Dating Data: An Overview of the Algorithm

Dating Data: An Overview of the Algorithm

I’ve downloaded and deleted Hinge every few months since , and decided to run the data on my most recent download to see how things were going. I did not go on any dates with anyone new due to the pandemic, but I did chat with a few.

What is Online Dating?

Online dating is algorithmic matchmaking. Most apps ask you a series of questions or require you to list preferences, the answers of which are assessed by an algorithm and used to pair you to potential partners. It’s really a gamification of connection with others. There are a host of issues that can accompany use (such as safety, objectification, superficiality, etc.) but there are also benefits.

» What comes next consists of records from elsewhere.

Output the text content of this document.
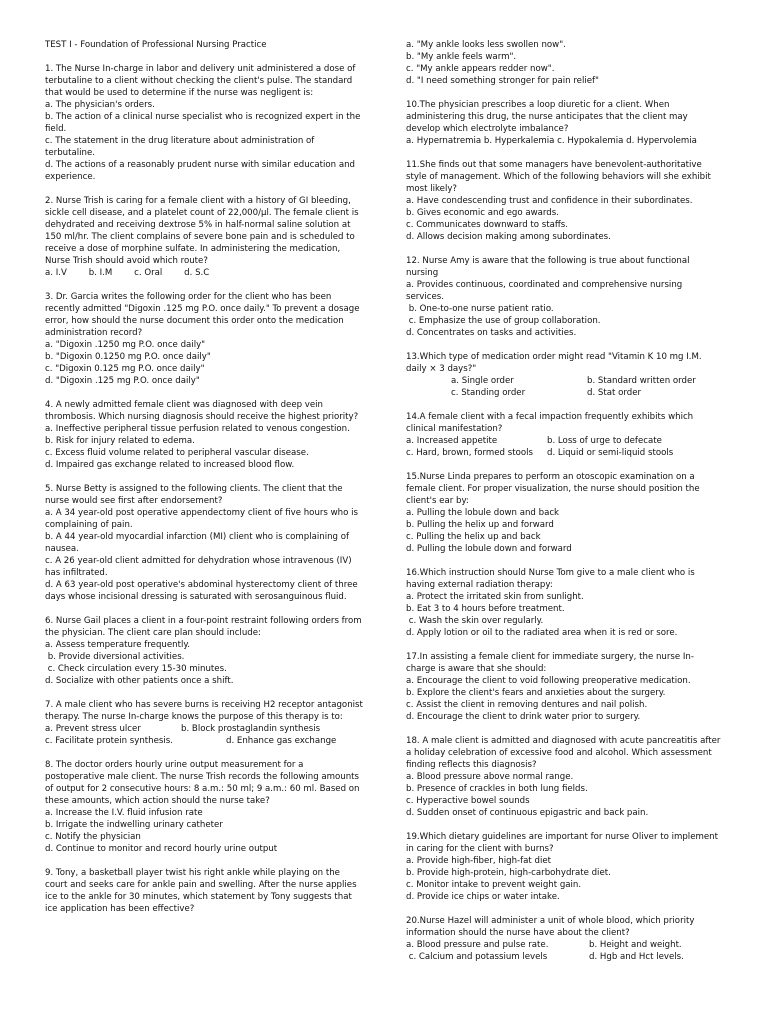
TEST I - Foundation of Professional Nursing Practice
1. The Nurse In-charge in labor and delivery unit administered a dose of terbutaline to a client without checking the client's pulse. The standard that would be used to determine if the nurse was negligent is:
a. The physician's orders.
b. The action of a clinical nurse specialist who is recognized expert in the field.
c. The statement in the drug literature about administration of terbutaline.
d. The actions of a reasonably prudent nurse with similar education and experience.
2. Nurse Trish is caring for a female client with a history of GI bleeding, sickle cell disease, and a platelet count of 22,000/µl. The female client is dehydrated and receiving dextrose 5% in half-normal saline solution at 150 ml/hr. The client complains of severe bone pain and is scheduled to receive a dose of morphine sulfate. In administering the medication, Nurse Trish should avoid which route?
a. I.V        b. I.M        c. Oral        d. S.C
3. Dr. Garcia writes the following order for the client who has been recently admitted "Digoxin .125 mg P.O. once daily." To prevent a dosage error, how should the nurse document this order onto the medication administration record?
a. "Digoxin .1250 mg P.O. once daily"
b. "Digoxin 0.1250 mg P.O. once daily"
c. "Digoxin 0.125 mg P.O. once daily"
d. "Digoxin .125 mg P.O. once daily"
4. A newly admitted female client was diagnosed with deep vein thrombosis. Which nursing diagnosis should receive the highest priority?
a. Ineffective peripheral tissue perfusion related to venous congestion.
b. Risk for injury related to edema.
c. Excess fluid volume related to peripheral vascular disease.
d. Impaired gas exchange related to increased blood flow.
5. Nurse Betty is assigned to the following clients. The client that the nurse would see first after endorsement?
a. A 34 year-old post operative appendectomy client of five hours who is complaining of pain.
b. A 44 year-old myocardial infarction (MI) client who is complaining of nausea.
c. A 26 year-old client admitted for dehydration whose intravenous (IV) has infiltrated.
d. A 63 year-old post operative's abdominal hysterectomy client of three days whose incisional dressing is saturated with serosanguinous fluid.
6. Nurse Gail places a client in a four-point restraint following orders from the physician. The client care plan should include:
a. Assess temperature frequently.
b. Provide diversional activities.
c. Check circulation every 15-30 minutes.
d. Socialize with other patients once a shift.
7. A male client who has severe burns is receiving H2 receptor antagonist therapy. The nurse In-charge knows the purpose of this therapy is to:
a. Prevent stress ulcer	b. Block prostaglandin synthesis
c. Facilitate protein synthesis.	d. Enhance gas exchange
8. The doctor orders hourly urine output measurement for a postoperative male client. The nurse Trish records the following amounts of output for 2 consecutive hours: 8 a.m.: 50 ml; 9 a.m.: 60 ml. Based on these amounts, which action should the nurse take?
a. Increase the I.V. fluid infusion rate
b. Irrigate the indwelling urinary catheter
c. Notify the physician
d. Continue to monitor and record hourly urine output
9. Tony, a basketball player twist his right ankle while playing on the court and seeks care for ankle pain and swelling. After the nurse applies ice to the ankle for 30 minutes, which statement by Tony suggests that ice application has been effective?
a. "My ankle looks less swollen now".
b. "My ankle feels warm".
c. "My ankle appears redder now".
d. "I need something stronger for pain relief"
10.The physician prescribes a loop diuretic for a client. When administering this drug, the nurse anticipates that the client may develop which electrolyte imbalance?
a. Hypernatremia b. Hyperkalemia c. Hypokalemia d. Hypervolemia
11.She finds out that some managers have benevolent-authoritative style of management. Which of the following behaviors will she exhibit most likely?
a. Have condescending trust and confidence in their subordinates.
b. Gives economic and ego awards.
c. Communicates downward to staffs.
d. Allows decision making among subordinates.
12. Nurse Amy is aware that the following is true about functional nursing
a. Provides continuous, coordinated and comprehensive nursing services.
b. One-to-one nurse patient ratio.
c. Emphasize the use of group collaboration.
d. Concentrates on tasks and activities.
13.Which type of medication order might read "Vitamin K 10 mg I.M. daily × 3 days?"
a. Single order	b. Standard written order
c. Standing order	d. Stat order
14.A female client with a fecal impaction frequently exhibits which clinical manifestation?
a. Increased appetite	b. Loss of urge to defecate
c. Hard, brown, formed stools d. Liquid or semi-liquid stools
15.Nurse Linda prepares to perform an otoscopic examination on a female client. For proper visualization, the nurse should position the client's ear by:
a. Pulling the lobule down and back
b. Pulling the helix up and forward
c. Pulling the helix up and back
d. Pulling the lobule down and forward
16.Which instruction should Nurse Tom give to a male client who is having external radiation therapy:
a. Protect the irritated skin from sunlight.
b. Eat 3 to 4 hours before treatment.
c. Wash the skin over regularly.
d. Apply lotion or oil to the radiated area when it is red or sore.
17.In assisting a female client for immediate surgery, the nurse In-charge is aware that she should:
a. Encourage the client to void following preoperative medication.
b. Explore the client's fears and anxieties about the surgery.
c. Assist the client in removing dentures and nail polish.
d. Encourage the client to drink water prior to surgery.
18. A male client is admitted and diagnosed with acute pancreatitis after a holiday celebration of excessive food and alcohol. Which assessment finding reflects this diagnosis?
a. Blood pressure above normal range.
b. Presence of crackles in both lung fields.
c. Hyperactive bowel sounds
d. Sudden onset of continuous epigastric and back pain.
19.Which dietary guidelines are important for nurse Oliver to implement in caring for the client with burns?
a. Provide high-fiber, high-fat diet
b. Provide high-protein, high-carbohydrate diet.
c. Monitor intake to prevent weight gain.
d. Provide ice chips or water intake.
20.Nurse Hazel will administer a unit of whole blood, which priority information should the nurse have about the client?
a. Blood pressure and pulse rate.	b. Height and weight.
c. Calcium and potassium levels	d. Hgb and Hct levels.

The apps also assume that ‘love’ is quantifiable, to an extent. Love has patterns, and these algorithms take advantage of those patterns to recommend compatible partners across the network.

And it’s a BUSINESS. Revenue was almost $1B in the U.S. in 2019, and is expected to be $1.1B in 2024. The number of users is expected to grow by 5M, up to 35.4M, over the same timeframe.

Match Group, the online dating conglomerate, owns Hinge, Tinder, Match, OkCupid, PlentyofFish, and many more. They recently separated from IAC, the details of which are outside the scope of this article and doesn’t impact the apps noticeably.

The apps seem to be doing well. Most of them rely on a freemium model, in which the core features of the app are free, but premium features are offered on either a subscription or a one-time purchase basis. Tinder is definitely the biggest focus of Match Group, with a 123% 5Y Revenue CAGR, but the company has also invested substantially in Hinge.

The pandemic has driven a lot of users to the apps, as the more traditional way of meeting someone (the bars, the gyms, etc.) are closed down. People are also paying for more match opportunities, as shown by the growth in Average Revenue per User to $0.60.

Hinge has grown its user base 10x over the past three years, with a +60% increase in ARPU year-over-year, showing that users are more willing to pay for matches.

What is Hinge?

Hinge was launched in 2012 and has grown to be a popular app for the relationship-minded, particularly among the millennial and younger generation. Hinge is a mobile-only experience and employs a freemium model. Hinge focuses on users with a higher level of intent to enter into a relationship and its product is designed to reinforce that approach.

From a user perspective, Hinge is kind of like Tinder, but less aggressive. It’s the “app that is designed to be deleted” and you have to like someone back before they can message you. You answer 3 questions of your choice that others see, and upload 6 pictures of yourself, like above.

  1. They initiate the conversation by ‘liking’ either an answer to one of the questions or one of your pictures

You can also set ‘dealbreakers’. For example, if you are looking for a person who might follow a certain religion or doesn’t drink, you can set it as such.

The Gale-Shapley Algorithm

Hinge uses the Gale-Shapley algorithm that pairs people “who are likely to mutually like one another”. It measures this based off your engagement and who engages with you, as well as matches you to people with similar preferences.

The dating market is two-sided: one person seeks out another, with the platform serving to enable interaction. It broadly relies on network effects: the larger the pool the app the pulls from, the higher probability of finding a person that meets preferences.